Earlier this week I delivered my talk to 400 sixth form students at Queen Elizabeth School in Wimborne, as part of my involvement in the Young Chamber initiative through the Dorset Chamber of Commerce and Industry. Their aim is to bridge the gap between businesses and schools and provide students with the skills and knowledge that will be useful when they enter the world of work. I think it went well… but only the students themselves can testify to the relevance and the quality.
Thank you for all those who responded to my blog last week. You supplied some really useful insights, much of which I used to help shape the content of my presentation. It set me up nicely.
I was looking forward to the talk but a dose of reality hit me early on when I asked if anyone in the audience was really excited about the prospect of a talk from some bald bloke about money, it’s perspective and the importance of managing finances. Sure, a slightly loaded question and I was delighted when one student put their hand up.

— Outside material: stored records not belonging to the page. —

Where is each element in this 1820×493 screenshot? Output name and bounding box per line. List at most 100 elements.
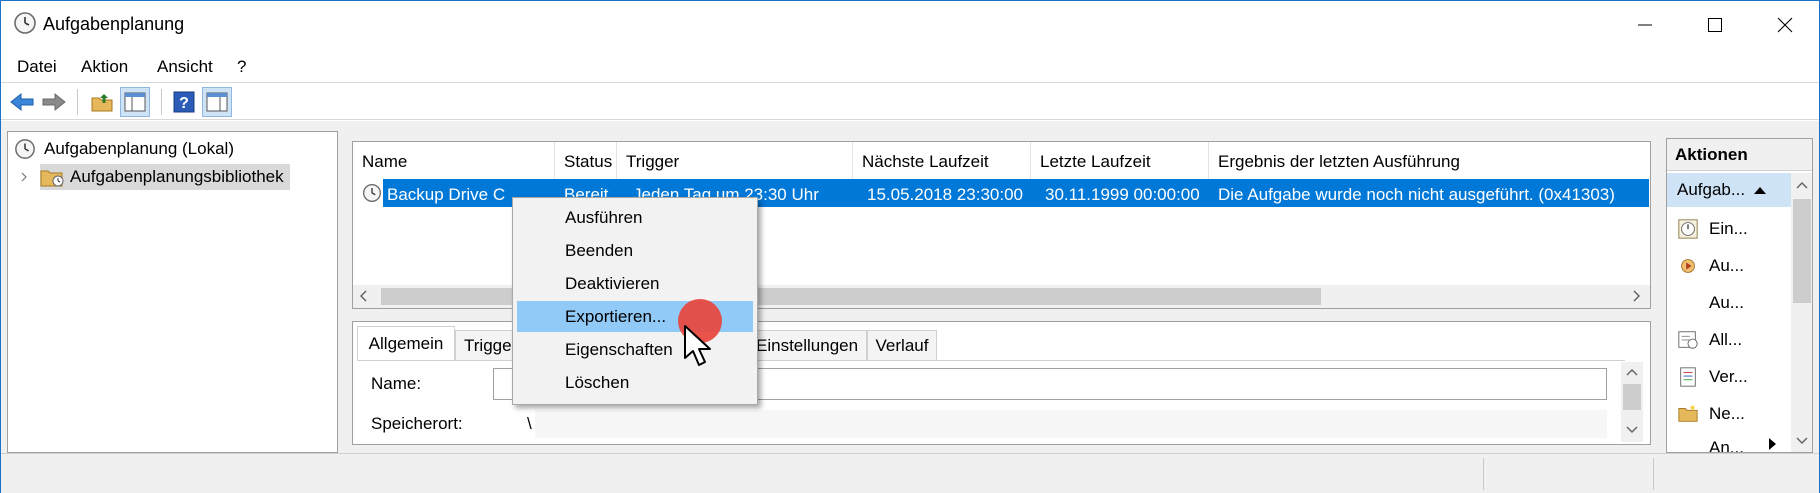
action-item-an[interactable]: An... xyxy=(1667,429,1777,453)
tab-verlauf[interactable]: Verlauf xyxy=(867,330,937,361)
tree-node-library-label: Aufgabenplanungsbibliothek xyxy=(70,167,284,186)
context-menu-item-label: Eigenschaften xyxy=(565,339,673,359)
close-icon xyxy=(1777,17,1793,33)
context-menu-item-label: Deaktivieren xyxy=(565,273,660,293)
column-header-trigger[interactable]: Trigger xyxy=(617,142,853,182)
context-menu-disable[interactable]: Deaktivieren xyxy=(517,268,753,299)
column-header-result[interactable]: Ergebnis der letzten Ausführung xyxy=(1209,142,1650,182)
menu-datei[interactable]: Datei xyxy=(17,57,57,77)
column-header-last-run-label: Letzte Laufzeit xyxy=(1040,152,1151,171)
action-item-au-2[interactable]: Au... xyxy=(1667,284,1792,321)
title-bar[interactable]: Aufgabenplanung xyxy=(1,1,1819,49)
column-header-name[interactable]: Name xyxy=(353,142,555,182)
folder-clock-icon xyxy=(40,170,64,187)
toolbar-separator xyxy=(161,89,162,115)
help-button[interactable]: ? xyxy=(169,87,199,117)
toolbar-separator xyxy=(77,89,78,115)
chevron-down-icon[interactable] xyxy=(1626,424,1638,434)
action-pane-icon xyxy=(206,92,228,112)
scrollbar-thumb[interactable] xyxy=(1623,384,1641,410)
tree-node-library[interactable]: Aufgabenplanungsbibliothek xyxy=(18,164,290,190)
submenu-arrow-icon[interactable] xyxy=(1767,437,1777,451)
collapse-up-icon[interactable] xyxy=(1753,185,1767,195)
location-value: \ xyxy=(527,414,532,433)
console-tree-icon xyxy=(124,92,146,112)
name-label: Name: xyxy=(371,374,422,393)
actions-section-task[interactable]: Aufgab... xyxy=(1667,173,1792,207)
context-menu-properties[interactable]: Eigenschaften xyxy=(517,334,753,365)
chevron-right-icon[interactable] xyxy=(18,171,30,183)
console-tree: Aufgabenplanung (Lokal) Aufgabenplanungs… xyxy=(7,131,338,453)
context-menu-item-label: Löschen xyxy=(565,372,630,392)
tab-einstellungen[interactable]: Einstellungen xyxy=(753,330,867,361)
toolbar: ? xyxy=(1,82,1819,120)
column-header-result-label: Ergebnis der letzten Ausführung xyxy=(1218,152,1460,171)
context-menu: Ausführen Beenden Deaktivieren Exportier… xyxy=(512,197,758,405)
maximize-button[interactable] xyxy=(1683,1,1747,49)
folder-up-icon xyxy=(91,94,113,112)
menu-help[interactable]: ? xyxy=(237,57,246,77)
details-vertical-scrollbar[interactable] xyxy=(1621,362,1643,442)
up-folder-button[interactable] xyxy=(87,87,117,117)
new-folder-icon xyxy=(1678,404,1698,422)
list-clock-icon xyxy=(1678,330,1698,349)
history-icon xyxy=(1680,366,1696,387)
scrollbar-thumb[interactable] xyxy=(1793,199,1811,303)
location-label: Speicherort: xyxy=(371,414,463,433)
action-item-label: All... xyxy=(1709,329,1743,349)
tab-einstellungen-label: Einstellungen xyxy=(756,336,859,355)
column-header-next-run[interactable]: Nächste Laufzeit xyxy=(853,142,1031,182)
chevron-left-icon[interactable] xyxy=(359,290,369,302)
tab-trigger-label: Trigge xyxy=(464,336,512,355)
close-button[interactable] xyxy=(1753,1,1817,49)
task-next-run-cell: 15.05.2018 23:30:00 xyxy=(867,185,1023,204)
context-menu-delete[interactable]: Löschen xyxy=(517,367,753,398)
menu-ansicht[interactable]: Ansicht xyxy=(157,57,213,77)
tab-allgemein-label: Allgemein xyxy=(368,334,444,353)
action-item-label: Ver... xyxy=(1709,366,1748,386)
actions-vertical-scrollbar[interactable] xyxy=(1791,173,1812,452)
minimize-icon xyxy=(1638,24,1652,26)
minimize-button[interactable] xyxy=(1613,1,1677,49)
context-menu-item-label: Beenden xyxy=(565,240,634,260)
action-item-label: An... xyxy=(1709,437,1744,453)
svg-text:?: ? xyxy=(179,95,189,112)
tab-trigger[interactable]: Trigge xyxy=(455,330,515,361)
show-action-pane-button[interactable] xyxy=(202,87,232,117)
column-header-last-run[interactable]: Letzte Laufzeit xyxy=(1031,142,1209,182)
chevron-right-icon[interactable] xyxy=(1631,290,1641,302)
menu-aktion[interactable]: Aktion xyxy=(81,57,128,77)
tab-allgemein[interactable]: Allgemein xyxy=(357,326,455,361)
status-bar xyxy=(1,453,1819,493)
menu-bar: Datei Aktion Ansicht ? xyxy=(1,51,1819,81)
forward-button[interactable] xyxy=(39,87,69,117)
context-menu-item-label: Ausführen xyxy=(565,207,643,227)
action-item-ne[interactable]: Ne... xyxy=(1667,395,1792,432)
context-menu-item-label: Exportieren... xyxy=(565,306,667,326)
action-item-all[interactable]: All... xyxy=(1667,321,1792,358)
clock-icon xyxy=(14,12,36,34)
clock-icon xyxy=(1678,218,1698,239)
context-menu-end[interactable]: Beenden xyxy=(517,235,753,266)
mouse-pointer-icon xyxy=(684,325,711,366)
clock-icon xyxy=(15,139,35,159)
show-console-tree-button[interactable] xyxy=(120,87,150,117)
location-field[interactable] xyxy=(535,410,1607,438)
chevron-up-icon[interactable] xyxy=(1796,181,1808,191)
run-task-icon xyxy=(1681,258,1695,273)
action-item-label: Ein... xyxy=(1709,218,1748,238)
context-menu-run[interactable]: Ausführen xyxy=(517,202,753,233)
chevron-up-icon[interactable] xyxy=(1626,368,1638,378)
task-name-cell: Backup Drive C xyxy=(387,185,506,204)
back-button[interactable] xyxy=(7,87,37,117)
task-result-cell: Die Aufgabe wurde noch nicht ausgeführt.… xyxy=(1218,185,1615,204)
task-last-run-cell: 30.11.1999 00:00:00 xyxy=(1045,185,1200,204)
column-header-status[interactable]: Status xyxy=(555,142,617,182)
action-item-label: Au... xyxy=(1709,292,1744,312)
chevron-down-icon[interactable] xyxy=(1796,435,1808,445)
tree-node-root[interactable]: Aufgabenplanung (Lokal) xyxy=(14,136,234,162)
action-item-ver[interactable]: Ver... xyxy=(1667,358,1792,395)
action-item-ein[interactable]: Ein... xyxy=(1667,210,1792,247)
action-item-label: Ne... xyxy=(1709,403,1745,423)
action-item-au-1[interactable]: Au... xyxy=(1667,247,1792,284)
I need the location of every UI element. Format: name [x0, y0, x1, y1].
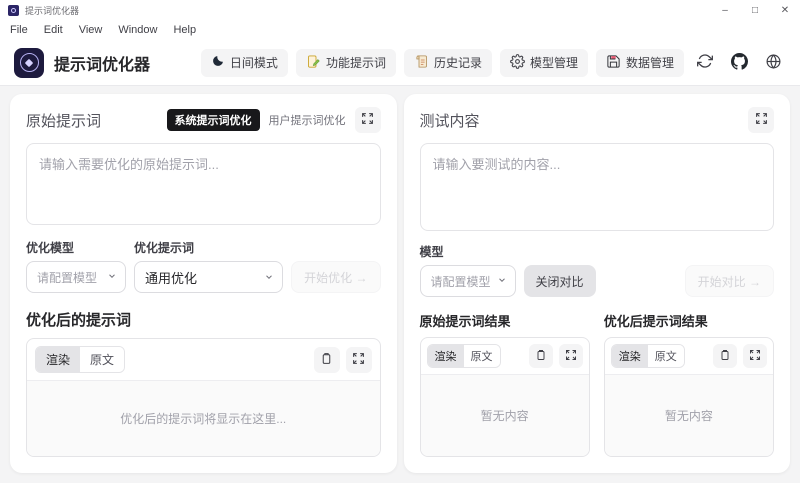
- fullscreen-icon: [755, 112, 768, 128]
- fullscreen-icon: [565, 349, 577, 364]
- expand-test-content-button[interactable]: [748, 107, 774, 133]
- optimized-prompt-panel: 渲染 原文 优化后的提示词将显示在这里...: [26, 338, 381, 457]
- moon-icon: [211, 54, 225, 71]
- optimize-model-value: 请配置模型: [37, 269, 97, 286]
- compare-toggle-button[interactable]: 关闭对比: [524, 265, 596, 297]
- test-content-input[interactable]: [420, 143, 775, 231]
- expand-original-prompt-button[interactable]: [355, 107, 381, 133]
- test-model-label: 模型: [420, 243, 444, 260]
- history-label: 历史记录: [434, 54, 482, 71]
- function-prompts-label: 功能提示词: [326, 54, 386, 71]
- model-management-label: 模型管理: [530, 54, 578, 71]
- menubar: File Edit View Window Help: [0, 20, 800, 40]
- chevron-down-icon: [497, 274, 507, 288]
- tab-render[interactable]: 渲染: [428, 345, 464, 367]
- original-prompt-title: 原始提示词: [26, 110, 101, 131]
- page-title: 提示词优化器: [54, 51, 150, 75]
- github-icon: [731, 53, 748, 73]
- tab-render[interactable]: 渲染: [612, 345, 648, 367]
- scroll-icon: [414, 54, 429, 72]
- menu-edit[interactable]: Edit: [36, 22, 71, 38]
- test-model-value: 请配置模型: [431, 273, 491, 290]
- optimized-prompt-placeholder: 优化后的提示词将显示在这里...: [27, 380, 380, 456]
- original-result-placeholder: 暂无内容: [421, 374, 589, 456]
- language-button[interactable]: [760, 49, 786, 77]
- expand-optimized-result-button[interactable]: [743, 344, 767, 368]
- header-actions: 日间模式 功能提示词 历史记录 模型管理 数据管理: [201, 49, 786, 77]
- chevron-down-icon: [264, 270, 274, 285]
- menu-help[interactable]: Help: [165, 22, 204, 38]
- copy-icon: [719, 349, 731, 364]
- minimize-button[interactable]: –: [710, 0, 740, 20]
- refresh-icon: [697, 53, 713, 72]
- view-mode-tabs: 渲染 原文: [611, 344, 685, 368]
- copy-original-result-button[interactable]: [529, 344, 553, 368]
- optimized-result-title: 优化后提示词结果: [604, 311, 774, 330]
- optimized-prompt-title: 优化后的提示词: [26, 309, 381, 330]
- theme-toggle-button[interactable]: 日间模式: [201, 49, 288, 77]
- copy-icon: [320, 352, 333, 368]
- floppy-disk-icon: [606, 54, 621, 72]
- refresh-button[interactable]: [692, 49, 718, 77]
- tab-source[interactable]: 原文: [80, 347, 124, 372]
- model-management-button[interactable]: 模型管理: [500, 49, 588, 77]
- fullscreen-icon: [361, 112, 374, 128]
- expand-optimized-prompt-button[interactable]: [346, 347, 372, 373]
- window-title: 提示词优化器: [25, 4, 79, 17]
- function-prompts-button[interactable]: 功能提示词: [296, 49, 396, 77]
- chevron-down-icon: [107, 270, 117, 284]
- titlebar: 提示词优化器 – □ ✕: [0, 0, 800, 20]
- close-button[interactable]: ✕: [770, 0, 800, 20]
- optimize-template-select[interactable]: 通用优化: [134, 261, 283, 293]
- fullscreen-icon: [352, 352, 365, 368]
- copy-optimized-prompt-button[interactable]: [314, 347, 340, 373]
- original-result-panel: 渲染 原文 暂无内容: [420, 337, 590, 457]
- maximize-button[interactable]: □: [740, 0, 770, 20]
- menu-window[interactable]: Window: [110, 22, 165, 38]
- main-content: 原始提示词 系统提示词优化 用户提示词优化 优化模型 优化提示词 请配置模型 通…: [0, 86, 800, 483]
- expand-original-result-button[interactable]: [559, 344, 583, 368]
- theme-toggle-label: 日间模式: [230, 54, 278, 71]
- tab-render[interactable]: 渲染: [36, 347, 80, 372]
- original-result-column: 原始提示词结果 渲染 原文: [420, 311, 590, 457]
- view-mode-tabs: 渲染 原文: [427, 344, 501, 368]
- copy-icon: [535, 349, 547, 364]
- test-panel: 测试内容 模型 请配置模型 关闭对比 开始对比 → 原始提示词结果: [404, 94, 791, 473]
- optimize-model-select[interactable]: 请配置模型: [26, 261, 126, 293]
- tab-source[interactable]: 原文: [464, 345, 500, 367]
- fullscreen-icon: [749, 349, 761, 364]
- start-optimize-button[interactable]: 开始优化 →: [291, 261, 380, 293]
- original-result-title: 原始提示词结果: [420, 311, 590, 330]
- data-management-button[interactable]: 数据管理: [596, 49, 684, 77]
- app-header: 提示词优化器 日间模式 功能提示词 历史记录 模型管理 数据管理: [0, 40, 800, 86]
- github-button[interactable]: [726, 49, 752, 77]
- app-logo: [14, 48, 44, 78]
- history-button[interactable]: 历史记录: [404, 49, 492, 77]
- view-mode-tabs: 渲染 原文: [35, 346, 125, 373]
- start-compare-button[interactable]: 开始对比 →: [685, 265, 774, 297]
- gear-icon: [510, 54, 525, 72]
- test-content-title: 测试内容: [420, 110, 480, 131]
- copy-optimized-result-button[interactable]: [713, 344, 737, 368]
- tab-source[interactable]: 原文: [648, 345, 684, 367]
- document-edit-icon: [306, 54, 321, 72]
- optimized-result-placeholder: 暂无内容: [605, 374, 773, 456]
- optimized-result-column: 优化后提示词结果 渲染 原文: [604, 311, 774, 457]
- optimize-model-label: 优化模型: [26, 239, 134, 256]
- mode-tab-user-prompt[interactable]: 用户提示词优化: [269, 112, 346, 128]
- optimize-template-value: 通用优化: [145, 268, 197, 287]
- globe-icon: [765, 53, 782, 73]
- menu-file[interactable]: File: [2, 22, 36, 38]
- mode-tab-system-prompt[interactable]: 系统提示词优化: [167, 109, 260, 131]
- test-model-select[interactable]: 请配置模型: [420, 265, 516, 297]
- optimized-result-panel: 渲染 原文 暂无内容: [604, 337, 774, 457]
- prompt-panel: 原始提示词 系统提示词优化 用户提示词优化 优化模型 优化提示词 请配置模型 通…: [10, 94, 397, 473]
- original-prompt-input[interactable]: [26, 143, 381, 225]
- optimize-template-label: 优化提示词: [134, 239, 194, 256]
- app-window-icon: [8, 5, 19, 16]
- data-management-label: 数据管理: [626, 54, 674, 71]
- menu-view[interactable]: View: [71, 22, 111, 38]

I then asked who was mildly interested at the prospect of such a talk. Yet again, one hand up went up. That left the other 398… tough gig coming up I thought!
In truth, I reckon many were too shy to show their interest and perhaps it’s just not cool to admit that understanding more about finances when you are aged 17 or 18 stimulates you. It again made me think how this subject matter should be introduced at a much earlier age and be examinable as a compulsory subject at GCSE level.
The good news is that they did engage and they provided useful feedback stating that they found the difference between good and bad debt interesting. The magic of compound interest clearly engaged others, as did the importance of setting goals and always having a structured plan that they should evaluate on a frequent basis.
I stated that approximately 4 out of 5 businesses fail and ran through the reasons why. Interestingly enough, there are similarities between the failures in business and the trouble people get into with their own money:
- Failure to plan
- Not looking after cash-flow
- Not evaluating frequently and changing spending patterns according to circumstances.
I then introduced the 7IM and their app, which showed the students how to plan and model scenarios through an interactive platform available via Blue Sky. They were encouraged to engage via a video link from Justin Urquhart Stewart, filmed specifically for the event.
Finally, I finished off by encouraging them to dream. Not to be constrained by others’ opinions, not to be affected by negative news-flow and not to be afraid to take risks.
I urged them not to let fears stand in the way of their potential. Arguably, the best investment they could ever make is in themselves.
Same advice goes for us adults. Live the life you want. Explore the possibilities and you may be pleasantly surprised at what may be on offer.